Given the filtered probability space $(\Omega, \mathbb{F}, \mathbb{P})$, for any $s<t$ and any event $A \in \mathcal{F}_s$, define the random variable $\tau: \Omega \to (0,\infty)$ by $\tau(\omega) = s\mathbb{1}_A(\omega) + t \mathbb{1}_{A^c}(\omega)$.
Show that $\tau$ is an $\mathbb{F}$-stopping time, and that if $X$ is an $\mathbb{F}$-adapted random variable, then $X$ is maringale iff $\mathbb{E}[X_{\tau}]=\mathbb{E}[X_0]$ for any stopping time $\tau$ of the form defined above.
Showing it's a stopping time: I want to show that for all $r$, $\{\omega \in \Omega:\tau(\omega) \leq r \} \in \mathcal{F}_r$. I have that: $$\{\omega \in \Omega:\tau(\omega) \leq r \} = \{\omega: s\mathbb{1}_A(\omega) + t \mathbb{1}_{A^c}(\omega) \leq r\} =\{\omega \in A: s \leq r\} \cup \{w \in A^c: t \leq r\}$$ I interpret $\{\omega \in A: s \leq r\}$ is to be the set $A$ if $r\geq s$, and I guess the empty set otherwise? But I don't really understand. However, using this interpretation:
Since $A \in \mathcal{F}_S$, if $s \leq r$, then $A \in \mathcal{F}_s \subset \mathcal{F}_r$ so $\{\omega \in A: s \leq r\} \in \mathcal{F}_r$. Also, since $s <t, A^c \in \mathcal{F}_s \subset \mathcal{F}_t$, so $\{\omega \in A^c:t \leq r\}\in \mathcal{F}_r$. $\mathcal{F}_r$ is closed under countable unions, so $$\{\omega \in \Omega:\tau(\omega) \leq r \} = \{\omega \in A: s \leq r\} \cup \{w \in A^c: t \leq r\} \in \mathcal{F}_r$$
For proving the second part, I'm confused about what $X_\tau$ means.

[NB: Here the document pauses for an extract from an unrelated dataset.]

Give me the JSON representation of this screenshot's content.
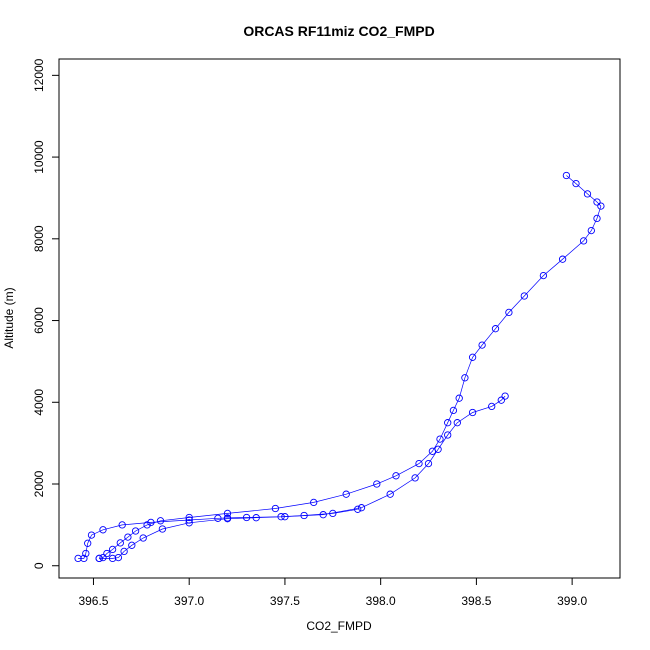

How do we make sense of a random variable indexed by a stopping time?
Any help or hints would be appreciated!
Your argument for the first part is perfect. You have proved that $\tau$ is a stopping time. $X_\tau$ is defined by $X_\tau (\omega)=X_{\tau (\omega)} (\omega)$. Noting that $\tau (\omega) =s$ if $\omega \in A$ and $\tau (\omega) =t$ if $\omega \in A^{c}$ the equation $EX_\tau =EX_0$ can be written as $EX_s I_A+EX_t I_{A^{c}}=EX_0$. If this holds for all choices of $s,t,A$ we can take $A=\Omega$ to get $EX_s=EX_0$. We can now write $EX_s I_A+EX_t I_{A^{c}}=EX_s$. By transferring the first term to the right we can write $EX_t I_{A^{c}}=EX_s-EX_sI_A=EX_sI_{A^{c}}$. This holds for all $A \in \mathcal F_s$ and we can replace $A$ by $A^{c}$. What you get is exactly the definition of a martingale. For the converse part simply go backwards in this argument.